Comme tous ses confrères de Ligue 1, Ligue 2 ou National, Holveck, à son niveau, va devoir trouver des solutions pour endiguer la crise, sur le plan financier. Et le nouveau bosse des Rouge et Noir envisage notamment une baisse temporaire des revenus de joueurs, ce qui pourrait même arriver dans un club comme le FC Barcelone. « La masse salariale, c’est le plus gros poste de dépenses pour un club, justifie-t-il. Il faut que les joueurs comprennent que la situation est très difficile. J’ai eu de très bonnes discussions avec les nôtres, ce fut très constructif. On évoque le chômage partiel mais la situation est tellement grave que si des clubs meurent, on parlera de chômage tout court. » En espérant ne pas se retrouver dans la situation de Sion, où le sulfureux président Constantin n’a pas hésité à virer neuf de ses joueurs.
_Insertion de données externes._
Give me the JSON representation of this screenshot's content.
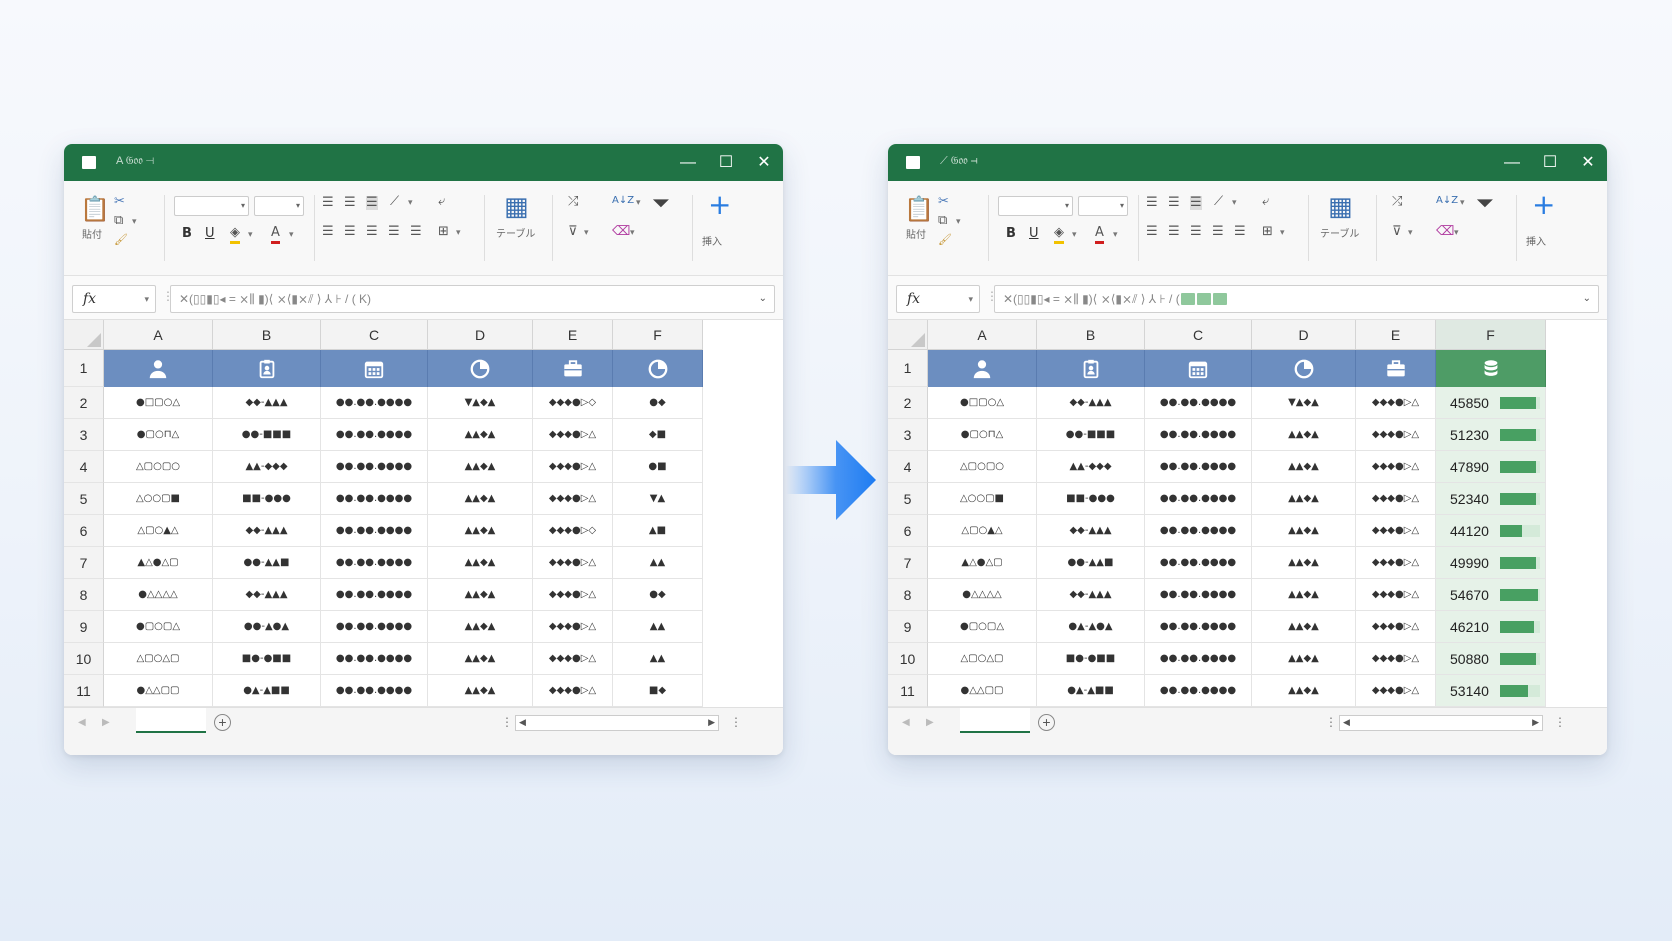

Holveck, toutefois, prône une union de la part des clubs de Ligue 1 pour trouver des mesures communes. « L’objectif, c’est de rester en vie, et tous ensemble, plaide-t-il. Les vingt clubs doivent survivre. On ne fera pas un Championnat à cinq ou à dix. » Et il faut surtout trouver un moyen de finir la saison en cours, sous peine de s’exposer à la catastrophe. « Ce serait 400 à 500 M€ de pertes pour le foot pro français. C’est inenvisageable. » On comprend pourquoi Jean-Michel Aulas est prêt à abandonner la Ligue des champions et les Coupes nationales -où l’OL est toujours en lice- pour sauver la Ligue 1.